Bir roman düşünün ki, hikâyesi 500 küsür sayfada ancak açılmaya başlıyor. O zamana kadar da sırf cinsellik. Kitabın yarısını iki ayda, "dur bir yere bağlanacak" telkinleriyle zorla okudum, kalan yarısını ise dört günde bitirdim. Hikâye açılana kadar dilimde tek bir cümle vardı: "O Nobel'i göremeyesin Murakami!" Neyse ki bitti, şükür. Öyle ahım şahım bir hikâye, kurgu yok. Araya gerçeklik temalı bolca afili söz ve hikâyeyi saramayan, havada kalmış fantastik öğeler filan. Murakami'yi yere göğe sığdıramayan dünya okurları Sezgin Kaymaz'la, Ali Teoman'la filan tanışsa geçmişlerine dönüp "biz bu adamı nasıl bu kadar yüceltmişiz, yazıklar olsun bize!" der diye düşünüyorum. Bu vesileyle kendime aşırı kararlı bir not düşeyim: Murakamici değilim, hiç olmayacağım.
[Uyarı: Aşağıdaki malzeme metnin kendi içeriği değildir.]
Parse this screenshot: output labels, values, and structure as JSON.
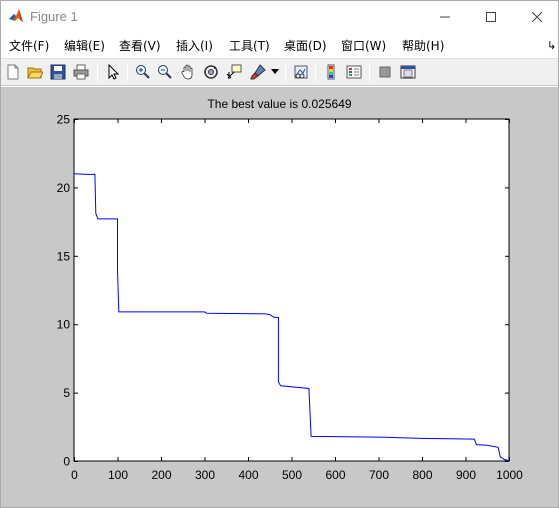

Everest'in son bir iki yıldır yayımladığı öykü kitapları çok iyi değil mi sizce de?! Tekme Tokatlı Şehir Rehberi de bunlardan biri. İlk kitap demeye bin şahit ister bir üslup ve dil hakimiyeti karşılıyor okuru, hayattan sivrilmiş zekice kurgular da cabası. Yenice, ikinci kitabında nelerle karşılaşabileceğimiz hususunda, sabırsızlıkla bekletir cins yazarlardan. Göz/kulak kesilelim.